No matter which version was configured, the successfully loaded version can be obtained via a call to loadedNNGVersion. It returns one of the following:

The function isNNGLoaded returns true if any version of NNG was successfully loaded and false otherwise.

The static binding

The static binding has a link-time dependency on either the shared or the static NNG library. On Windows, you can link with the static library or, to use the shared library (nng.dll), with the import library. On other systems, you can link with either the static library or directly with the shared library. This requires the NNG development package be installed on your system at compile time, either by compiling the NNG source yourself, downloading the NNG precompiled binaries for Windows, or installing via a system package manager.

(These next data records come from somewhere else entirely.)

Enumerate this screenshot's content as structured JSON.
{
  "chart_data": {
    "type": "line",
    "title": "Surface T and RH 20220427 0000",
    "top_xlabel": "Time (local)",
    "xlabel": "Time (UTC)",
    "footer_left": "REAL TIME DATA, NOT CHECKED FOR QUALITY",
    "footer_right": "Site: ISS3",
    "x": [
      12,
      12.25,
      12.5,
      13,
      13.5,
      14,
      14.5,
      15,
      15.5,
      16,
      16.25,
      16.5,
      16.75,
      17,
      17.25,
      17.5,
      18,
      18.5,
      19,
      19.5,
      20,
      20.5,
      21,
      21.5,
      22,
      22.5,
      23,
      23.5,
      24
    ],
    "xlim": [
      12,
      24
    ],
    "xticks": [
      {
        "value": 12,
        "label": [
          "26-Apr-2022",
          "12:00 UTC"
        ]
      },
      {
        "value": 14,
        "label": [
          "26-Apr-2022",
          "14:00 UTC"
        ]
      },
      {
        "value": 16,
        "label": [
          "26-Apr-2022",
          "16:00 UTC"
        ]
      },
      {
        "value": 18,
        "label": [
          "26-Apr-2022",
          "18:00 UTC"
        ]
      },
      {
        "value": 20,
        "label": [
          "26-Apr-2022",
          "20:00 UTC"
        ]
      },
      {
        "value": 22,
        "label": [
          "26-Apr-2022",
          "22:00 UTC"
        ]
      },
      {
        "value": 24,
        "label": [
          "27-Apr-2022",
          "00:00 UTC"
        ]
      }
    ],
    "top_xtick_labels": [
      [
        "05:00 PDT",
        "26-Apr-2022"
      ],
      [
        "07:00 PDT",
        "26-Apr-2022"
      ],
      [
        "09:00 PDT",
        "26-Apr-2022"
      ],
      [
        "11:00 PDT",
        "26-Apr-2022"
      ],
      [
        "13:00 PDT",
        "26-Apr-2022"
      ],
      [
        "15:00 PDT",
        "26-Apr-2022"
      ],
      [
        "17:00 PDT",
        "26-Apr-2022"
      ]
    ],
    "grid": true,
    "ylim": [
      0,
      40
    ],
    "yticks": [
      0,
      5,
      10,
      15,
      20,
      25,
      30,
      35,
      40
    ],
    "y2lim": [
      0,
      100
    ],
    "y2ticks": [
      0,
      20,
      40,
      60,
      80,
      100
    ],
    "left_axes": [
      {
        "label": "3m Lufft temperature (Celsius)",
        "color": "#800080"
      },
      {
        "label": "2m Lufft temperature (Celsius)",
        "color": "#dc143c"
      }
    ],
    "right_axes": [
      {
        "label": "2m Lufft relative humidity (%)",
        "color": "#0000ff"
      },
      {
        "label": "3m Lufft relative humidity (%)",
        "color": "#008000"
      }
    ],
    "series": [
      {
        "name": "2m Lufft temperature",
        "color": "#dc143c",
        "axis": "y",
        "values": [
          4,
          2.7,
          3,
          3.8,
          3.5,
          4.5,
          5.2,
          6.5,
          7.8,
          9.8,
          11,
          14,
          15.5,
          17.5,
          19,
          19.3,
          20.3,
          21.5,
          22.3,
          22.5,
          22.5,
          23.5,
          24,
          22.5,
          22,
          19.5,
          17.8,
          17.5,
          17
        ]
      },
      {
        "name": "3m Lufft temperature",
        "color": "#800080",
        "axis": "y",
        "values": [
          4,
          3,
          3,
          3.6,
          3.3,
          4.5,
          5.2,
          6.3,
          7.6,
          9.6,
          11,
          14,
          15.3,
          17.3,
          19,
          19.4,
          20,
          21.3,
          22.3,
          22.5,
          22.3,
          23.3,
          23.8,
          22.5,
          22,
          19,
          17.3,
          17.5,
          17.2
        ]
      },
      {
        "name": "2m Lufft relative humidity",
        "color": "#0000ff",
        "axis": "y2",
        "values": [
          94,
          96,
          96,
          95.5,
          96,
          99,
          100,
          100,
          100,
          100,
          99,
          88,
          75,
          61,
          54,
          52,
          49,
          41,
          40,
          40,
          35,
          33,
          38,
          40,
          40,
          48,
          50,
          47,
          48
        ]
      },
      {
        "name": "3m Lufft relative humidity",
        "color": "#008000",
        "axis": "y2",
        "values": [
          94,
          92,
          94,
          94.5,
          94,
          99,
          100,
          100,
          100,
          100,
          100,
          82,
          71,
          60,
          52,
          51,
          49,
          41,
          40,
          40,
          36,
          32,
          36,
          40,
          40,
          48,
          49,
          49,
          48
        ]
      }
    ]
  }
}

When linking with the static library, there is no runtime dependency on NNG. When linking with the shared library (or the import library on Windows), the runtime dependency is the same as the dynamic binding, the difference being that the shared library is no longer loaded manually---loading is handled automatically by the system when the program is launched.

Enabling the static binding can be done in two ways.

Via the compiler's -version switch or DUB's versions directive

Pass the BindNNG_Static version to the compiler and link with the appropriate library.

When using the compiler command line or a build system that doesn't support DUB, this is the only option. The -version=BindNNG_Static option should be passed to the compiler when building your program. All of the required C libraries, as well as the bindbc-nng and bindbc-loader static libraries must also be passed to the compiler on the command line or via your build system's configuration.

When using DUB, its versions directive is an option. For example, when using the static binding:

dub.json

"dependencies": {
    "bindbc-nng": "~>0.0.1"
},
"versions": ["BindNNG_Static"],
"libs": ["nng"]

dub.sdl

dependency "bindbc-nng" version="~>0.0.1"
versions "BindNNG_Static"
libs "nng"

Via DUB subconfigurations

Instead of using DUB's versions directive, a subConfiguration can be used. Enable the static subconfiguration for the bindbc-nng dependency:

dub.json

"dependencies": {
    "bindbc-nng": "~>0.0.1"
},
"subConfigurations": {
    "bindbc-nng": "static"
},
"libs": ["nng"]

dub.sdl

dependency "bindbc-nng" version="~>0.0.1"
subConfiguration "bindbc-nng" "static"
libs "nng"

This has the benefit that it completely excludes from the build any source modules related to the dynamic binding, i.e. they will never be passed to the compiler.

betterC support

betterC support is enabled via the dynamicBC and staticBC subconfigurations, for dynamic and static bindings respectively. To enable the static binding with -betterC support:

dub.json

"dependencies": {
    "bindbc-nng": "~>0.0.1"
},
"subConfigurations": {
    "bindbc-nng": "staticBC"
},
"libs": ["nng"]

dub.sdl

dependency "bindbc-nng" version="~>0.0.1"
subConfiguration "bindbc-nng" "staticBC"
libs "nng"

When not using DUB to manage your project, first use DUB to compile the BindBC libraries with the dynamicBC or staticBC configuration, then pass -betterC to the compiler when building your project.